How to ensure your video data is compliant
It is a complex balance between making sure that you’re protecting people without compromising their privacy. Here’s some things to consider:
1. Use a secure system
Internet of things (IoT), sometimes referred to as smart or connected technology, is widely being applied to network cameras, from producing smart analytics that provide valuable trend insights, right through to streaming a video feed to an off-site surveillance controller. While the ability to connect a camera to the internet can offer many benefits, it also provides additional points of access for hackers, who could theoretically use it for malicious intent. To significantly reduce the chances of a breach, invest in high-end security software and secure hardware for your video surveillance and connectivity, stay abreast of the latest cybersecurity best practices and make sure your system is regularly updated and maintained in line with patches and guidance from the manufacturer.
2. Be selective
You don’t have to put cameras everywhere. Check where the major risk/interest points are on the site and focus your strategy on these areas. Also, remember when setting up a new system, there is an obligation to develop a Data Protection Impact Assessment (DPIA) with regards to “extensive systematic monitoring of publicly accessible premises”. Ask yourself whether they are areas someone would expect to be seen (i.e. not a restroom stall!) and also ensure you have a “legitimate interest” to put a camera there. By making your surveillance targeted, you are only gathering necessary data, meaning you have reasonable grounds to store it, analyse it and catalogue it. Furthermore, it makes the process easier than if you had to process footage from every single corner of the building. With the public’s right to ask about what data you hold on them, narrowing down the points of video data capture also speeds up the process if anyone ever makes an enquiry.

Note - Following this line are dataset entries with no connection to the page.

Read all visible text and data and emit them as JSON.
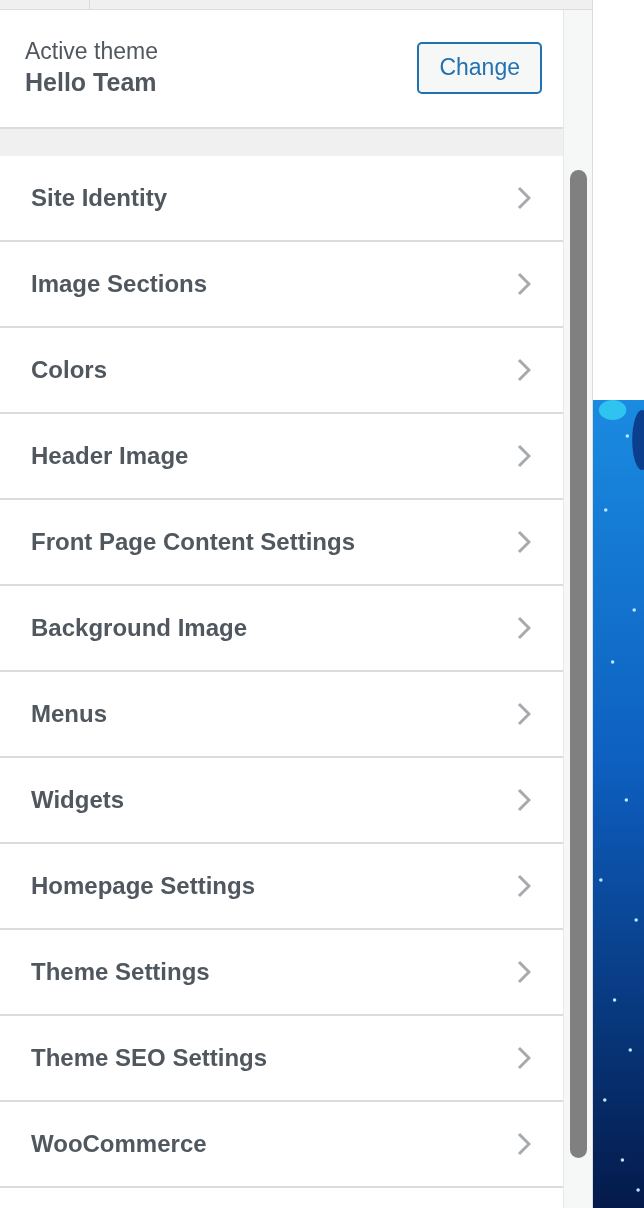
{
  "active_theme": {
    "label": "Active theme",
    "name": "Hello Team",
    "button": "Change"
  },
  "sections": [
    {
      "label": "Site Identity"
    },
    {
      "label": "Image Sections"
    },
    {
      "label": "Colors"
    },
    {
      "label": "Header Image"
    },
    {
      "label": "Front Page Content Settings"
    },
    {
      "label": "Background Image"
    },
    {
      "label": "Menus"
    },
    {
      "label": "Widgets"
    },
    {
      "label": "Homepage Settings"
    },
    {
      "label": "Theme Settings"
    },
    {
      "label": "Theme SEO Settings"
    },
    {
      "label": "WooCommerce"
    }
  ]
}
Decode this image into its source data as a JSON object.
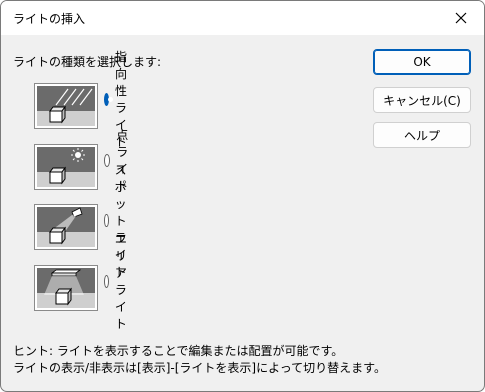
{
  "dialog": {
    "title": "ライトの挿入",
    "prompt": "ライトの種類を選択します:",
    "lights": [
      {
        "label": "指向性ライト",
        "selected": true,
        "icon": "directional-light-icon"
      },
      {
        "label": "点ライト",
        "selected": false,
        "icon": "point-light-icon"
      },
      {
        "label": "スポット ライト",
        "selected": false,
        "icon": "spot-light-icon"
      },
      {
        "label": "エリア ライト",
        "selected": false,
        "icon": "area-light-icon"
      }
    ],
    "buttons": {
      "ok": "OK",
      "cancel": "キャンセル(C)",
      "help": "ヘルプ"
    },
    "hint_line1": "ヒント: ライトを表示することで編集または配置が可能です。",
    "hint_line2": "ライトの表示/非表示は[表示]-[ライトを表示]によって切り替えます。",
    "accent_color": "#005fb8"
  }
}
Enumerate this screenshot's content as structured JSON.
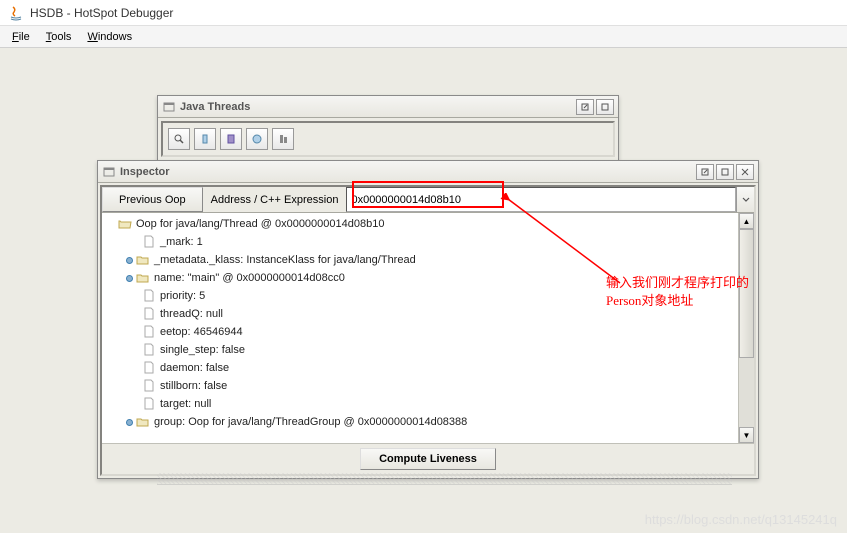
{
  "window": {
    "title": "HSDB - HotSpot Debugger"
  },
  "menubar": {
    "file": "File",
    "tools": "Tools",
    "windows": "Windows"
  },
  "threads": {
    "title": "Java Threads"
  },
  "inspector": {
    "title": "Inspector",
    "prev_btn": "Previous Oop",
    "expr_label": "Address / C++ Expression",
    "expr_value": "0x0000000014d08b10",
    "compute_btn": "Compute Liveness",
    "tree": {
      "root": "Oop for java/lang/Thread @ 0x0000000014d08b10",
      "items": [
        "_mark: 1",
        "_metadata._klass: InstanceKlass for java/lang/Thread",
        "name: \"main\" @ 0x0000000014d08cc0",
        "priority: 5",
        "threadQ: null",
        "eetop: 46546944",
        "single_step: false",
        "daemon: false",
        "stillborn: false",
        "target: null",
        "group: Oop for java/lang/ThreadGroup @ 0x0000000014d08388"
      ]
    }
  },
  "annotation": {
    "line1": "输入我们刚才程序打印的",
    "line2": "Person对象地址"
  },
  "watermark": "https://blog.csdn.net/q13145241q"
}
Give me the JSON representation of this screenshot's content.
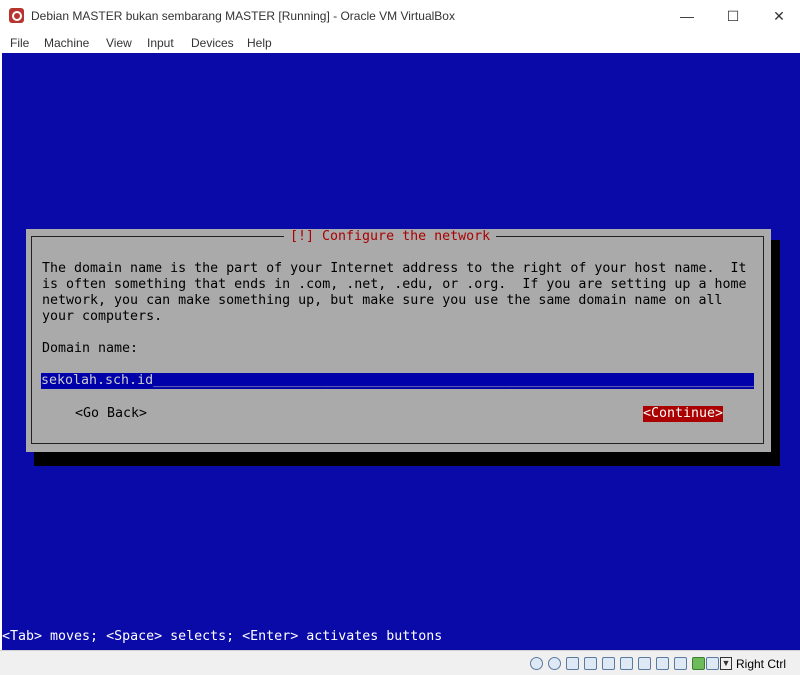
{
  "window": {
    "title": "Debian MASTER bukan sembarang MASTER [Running] - Oracle VM VirtualBox",
    "minimize": "—",
    "maximize": "☐",
    "close": "✕"
  },
  "menu": [
    "File",
    "Machine",
    "View",
    "Input",
    "Devices",
    "Help"
  ],
  "dialog": {
    "title": "[!] Configure the network",
    "description": "The domain name is the part of your Internet address to the right of your host name.  It\nis often something that ends in .com, .net, .edu, or .org.  If you are setting up a home\nnetwork, you can make something up, but make sure you use the same domain name on all\nyour computers.",
    "field_label": "Domain name:",
    "field_value": "sekolah.sch.id",
    "field_padding": "____________________________________________________________________________________",
    "go_back": "<Go Back>",
    "continue": "<Continue>"
  },
  "hint": "<Tab> moves; <Space> selects; <Enter> activates buttons",
  "statusbar": {
    "icons": [
      "hard-disk-icon",
      "optical-drive-icon",
      "audio-icon",
      "network-icon",
      "usb-icon",
      "shared-folders-icon",
      "display-icon",
      "video-capture-icon",
      "cpu-icon",
      "mouse-integration-icon",
      "keyboard-capture-icon"
    ],
    "host_key": "Right Ctrl"
  },
  "colors": {
    "vm_background": "#0a0aa8",
    "dialog_background": "#aaaaaa",
    "title_red": "#aa0000",
    "field_background": "#0000aa",
    "button_selected": "#aa0000"
  }
}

3. Work with trusted partners
GDPR compliance or instances of breach largely depend on how you are using the services provided by third parties. What type of GDPR obligations that arise – and who owns those obligations – must be examined on an application-specific basis. Let’s take a hosted surveillance service as an example of how the GDPR will typically be applied and who will be responsible for what:
- Alarm operator’s customers: Data controller for personal data contained in the video material that is captured by the user’s camera surveillance system and uploaded in the system.
- Alarm operator: Data processor on behalf of users for personal data uploaded in the system by the user (e.g. user employee information and captured video).
- System provider: Data processor on behalf of alarm operator for personal data uploaded in the system by alarm operator (e.g. alarm operator employee information) and personal data sub-processor on behalf of alarm operator for personal data uploaded in the system by alarm operator’s customers (captured video).
- Hosted Web Services: Data sub-processor on behalf of system provider for personal data uploaded in the system by alarm operator and alarm operator’s customers (users).
As you can see from the above there are multiple stakeholders contributing to the handling of the data, so it is vital to use a reputable company to ensure your footage is managed correctly.
It is ultimately your responsibility as the user of surveillance equipment, surveillance solutions and surveillance services to ensure GDPR compliance and the safeguarding of the rights of the individuals whose personal data you process. It is therefore important to make sure you have done your homework on current requirements so you can manage your obligations as well as guarantee you partner with compliant suppliers and vendors. You should also be able to rely on technical aid from your suppliers and vendors to facilitate your GDPR compliance, via updates and maintenance support.